Now there suddenly was no East Germany. Her parents and her brother went to the Brandenburg Gate to watch the excitement, the wall coming down, East and West suddenly reunited. She stayed home. Her parents said she was too young to venture out into the large crowd. She didn't understand what it all meant. She watched the pictures on television and cut out the Soviet-related logo from the middle of the old GDR flag that she had. That seemed to be the thing to do. Everybody was doing it.
Her mother, Jutta, said that for the first time in her life she felt she could breathe, but Franzi felt none of that. Hadn't she already been breathing fine? She was happy. Maybe lines at the stores would disappear, but what other changes could come? She soon found out.
One of the first of the country's dirty little secrets to be exposed, almost as soon as the wall disappeared, involved her sport. The longtime allegations by the West were true. The use of steroids and other performance-enhancing drugs had been rampant in East Germany, especially in women's sports (in which they have a bigger effect on performance than in men's), and most especially in women's swimming. Even glorious GDR champions like Kristin Otto and Kornelia Ender were touched by scandal. The wet footsteps on the tile floor, the ones Franzi had been following, would have led her to...this?
"It was all a shock," she says. "These were my idols. I was too young to be involved, but I think now, What would have happened if all of this never had come out? What would have happened to me? I probably would have followed right along."
The thought scares her.
When she showed up at the Barcelona Olympics in 1992, she was 14. No one beyond the reconstructed borders of her country really knew her. She had been too young to compete in either the European championships or the world junior championships. This was her first major international competition. Her father, Bernd, had given her brother a slicker four years earlier that said BARCELONA '92, but it was Franzi who stuck it on her bedroom window and announced that she would be there. Sure. Here she was.
The situation had changed for swimmers from the former East Germany. Many of the coaches had been fired. There were no more special sports schools. Even the big pool at the Dynamo sports complex in East Berlin no longer was the championship swimmers' private workplace. Recreational swimmers used the pool too.
Franzi had persevered, stuck with her sport. Her coach, Dieter Lindemann, liked her natural talent, first of all, but he also liked her attitude. She was not one of those swimmers who sat in the corner, accepted everything he said, then went into the pool and worked at an obedient, metronomic pace. She asked questions. She challenged. She knew when to work hard, when to move slower. "The quiet ones are never the champions," Lindemann says. "I like the one who always has something to say."
Her first race was the 100-meter freestyle on the opening day of competition at the Games. The big buzz at the finish was that China's Zhuang Yong had upset world-record holder Jenny Thompson of the United States, starting a Chinese rush of gold medals in women's swimming. But the buzz for Franzi was her own third-place finish. Bronze. She had an Olympic medal.

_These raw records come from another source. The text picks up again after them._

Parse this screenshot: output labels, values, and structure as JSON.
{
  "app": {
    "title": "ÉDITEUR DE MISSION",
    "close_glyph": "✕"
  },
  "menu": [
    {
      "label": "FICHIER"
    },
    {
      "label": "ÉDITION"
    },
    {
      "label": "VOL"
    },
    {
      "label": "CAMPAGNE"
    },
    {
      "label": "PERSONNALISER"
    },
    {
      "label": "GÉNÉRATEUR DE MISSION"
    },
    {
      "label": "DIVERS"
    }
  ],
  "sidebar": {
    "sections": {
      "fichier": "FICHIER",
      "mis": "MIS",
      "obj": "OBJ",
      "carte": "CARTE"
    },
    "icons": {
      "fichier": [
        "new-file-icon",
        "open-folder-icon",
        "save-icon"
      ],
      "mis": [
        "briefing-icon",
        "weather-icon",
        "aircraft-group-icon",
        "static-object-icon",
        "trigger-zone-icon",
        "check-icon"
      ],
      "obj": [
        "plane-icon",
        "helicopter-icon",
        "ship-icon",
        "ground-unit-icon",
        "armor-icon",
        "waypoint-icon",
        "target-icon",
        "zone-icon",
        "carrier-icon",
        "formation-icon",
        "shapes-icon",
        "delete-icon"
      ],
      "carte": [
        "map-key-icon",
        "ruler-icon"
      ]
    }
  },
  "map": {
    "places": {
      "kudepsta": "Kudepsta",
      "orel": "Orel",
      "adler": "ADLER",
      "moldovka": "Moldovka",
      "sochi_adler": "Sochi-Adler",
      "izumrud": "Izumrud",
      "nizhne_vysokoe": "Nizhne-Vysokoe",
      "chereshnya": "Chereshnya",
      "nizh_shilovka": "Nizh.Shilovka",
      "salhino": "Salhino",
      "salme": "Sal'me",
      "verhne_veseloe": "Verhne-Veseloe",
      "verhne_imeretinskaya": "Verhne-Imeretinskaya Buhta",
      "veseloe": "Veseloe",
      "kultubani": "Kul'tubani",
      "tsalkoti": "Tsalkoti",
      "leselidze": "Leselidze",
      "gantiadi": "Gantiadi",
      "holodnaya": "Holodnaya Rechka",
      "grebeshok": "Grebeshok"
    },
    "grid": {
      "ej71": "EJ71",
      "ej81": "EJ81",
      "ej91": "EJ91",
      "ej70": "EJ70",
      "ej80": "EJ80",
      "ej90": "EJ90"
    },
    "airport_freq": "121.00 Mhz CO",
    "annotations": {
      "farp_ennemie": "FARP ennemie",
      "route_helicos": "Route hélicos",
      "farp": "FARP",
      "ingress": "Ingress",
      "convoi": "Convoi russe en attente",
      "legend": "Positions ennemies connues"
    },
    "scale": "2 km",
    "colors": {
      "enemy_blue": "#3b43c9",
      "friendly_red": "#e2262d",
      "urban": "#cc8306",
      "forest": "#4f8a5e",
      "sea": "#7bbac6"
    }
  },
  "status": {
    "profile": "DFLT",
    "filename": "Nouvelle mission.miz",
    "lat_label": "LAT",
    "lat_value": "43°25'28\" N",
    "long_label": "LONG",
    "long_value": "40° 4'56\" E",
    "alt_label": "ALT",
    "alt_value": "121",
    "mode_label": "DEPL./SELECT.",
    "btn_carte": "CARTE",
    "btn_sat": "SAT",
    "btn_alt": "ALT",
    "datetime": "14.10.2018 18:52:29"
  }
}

The next day, she had silver. Swimming in her favorite event, the 200, she finished a tenth of a second behind gold medal winner Nicole Haislett of the U.S. Haislett's time was 1:57.9. Franzi's time was 1:58.0. For a moment she was overwhelmed by what she had done. Silver. The Olympics! Then she started thinking about how close she had come to gold. She watched a replay of the race and saw places where she could have made up that extra tenth of a second and more. She had stayed too close to the rope separating the lanes. She had been sloppy on her turns. She could have had gold so easily.